What Codex Got Right (and Wrong)
Codex nailed the structural port. The module decomposition, TypeScript types, ONNX Runtime integration, and even the NPZ binary format parsing were solid on first pass. The initial scaffold was genuinely impressive — 2,300 lines of reasonable code in one shot.
It was even able to iterate to match Python behavior in an exact manner. Text preprocessing edge cases, the precise token boundary markers ([0, ...ids, 10, 0]). On first run it sounded quite weird, so I asked about it and it gave me a bunch of possible reasons (missing punctuation and number support), but identifying the missing eSpeak WASM module (one of its hypotheses) was quite easy, and it pretty much steamrolled from that point onwards as well to a working demo.

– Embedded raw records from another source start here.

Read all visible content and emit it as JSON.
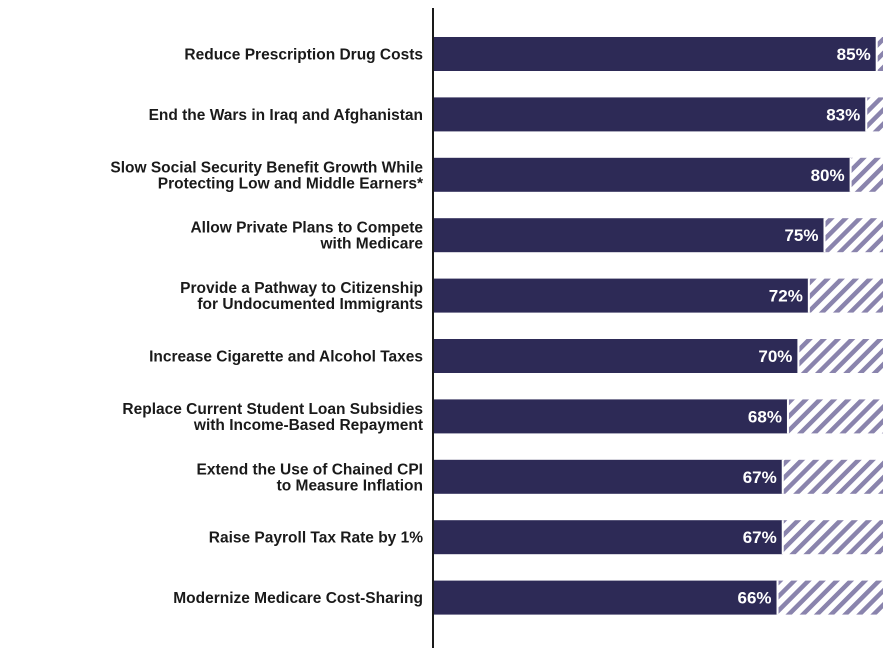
{
  "colors": {
    "bar": "#2d2a56",
    "hatch": "#8a84ad",
    "axis": "#1a1a1a",
    "label": "#1a1a1a",
    "value_text": "#ffffff"
  },
  "chart_data": {
    "type": "bar",
    "orientation": "horizontal",
    "categories": [
      [
        "Reduce Prescription Drug Costs"
      ],
      [
        "End the Wars in Iraq and Afghanistan"
      ],
      [
        "Slow Social Security Benefit Growth While",
        "Protecting Low and Middle Earners*"
      ],
      [
        "Allow Private Plans to Compete",
        "with Medicare"
      ],
      [
        "Provide a Pathway to Citizenship",
        "for Undocumented Immigrants"
      ],
      [
        "Increase Cigarette and Alcohol Taxes"
      ],
      [
        "Replace Current Student Loan Subsidies",
        "with Income-Based Repayment"
      ],
      [
        "Extend the Use of Chained CPI",
        "to Measure Inflation"
      ],
      [
        "Raise Payroll Tax Rate by 1%"
      ],
      [
        "Modernize Medicare Cost-Sharing"
      ]
    ],
    "values": [
      85,
      83,
      80,
      75,
      72,
      70,
      68,
      67,
      67,
      66
    ],
    "value_labels": [
      "85%",
      "83%",
      "80%",
      "75%",
      "72%",
      "70%",
      "68%",
      "67%",
      "67%",
      "66%"
    ],
    "xlim": [
      0,
      100
    ],
    "remainder_style": "hatched",
    "title": "",
    "xlabel": "",
    "ylabel": "",
    "grid": false,
    "legend": "none"
  }
}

I was quite impressed how Codex wrote its own plan first, and actually a bit flabbergasted when after a few "Can you start implementing this" / "Continue with the next phase" prompts I checked how far it had gone and realized there is a semi-working demo. :open_mouth:
Try It Yourself
The project is at https://github.com/jokkebk/KittenTTS-JS. To run the demo locally:
git clone https://github.com/jokkebk/KittenTTS-JS
cd KittenTTS-JS
pnpm install
pnpm init:models
pnpm demo
Then open http://localhost:5173/demo/index.html. Pick a voice (Bella, Jasper,
Luna and others), type something, and click Generate. Both int8 quantized and
fp32 models are supported, and you can switch between WASM and WebGPU execution
providers if your browser supports it.
The model download is about 25 MB on first load, cached by the browser after that. Generation takes a few seconds for a sentence on WASM — not instant but perfectly usable.
Notice: The port was done with OpenAI Codex 5.3. Codex analyzed the Python codebase, wrote the implementation plan, and produced the bulk of the code. I steered and did integration work. This blog post was drafted with Claude Code.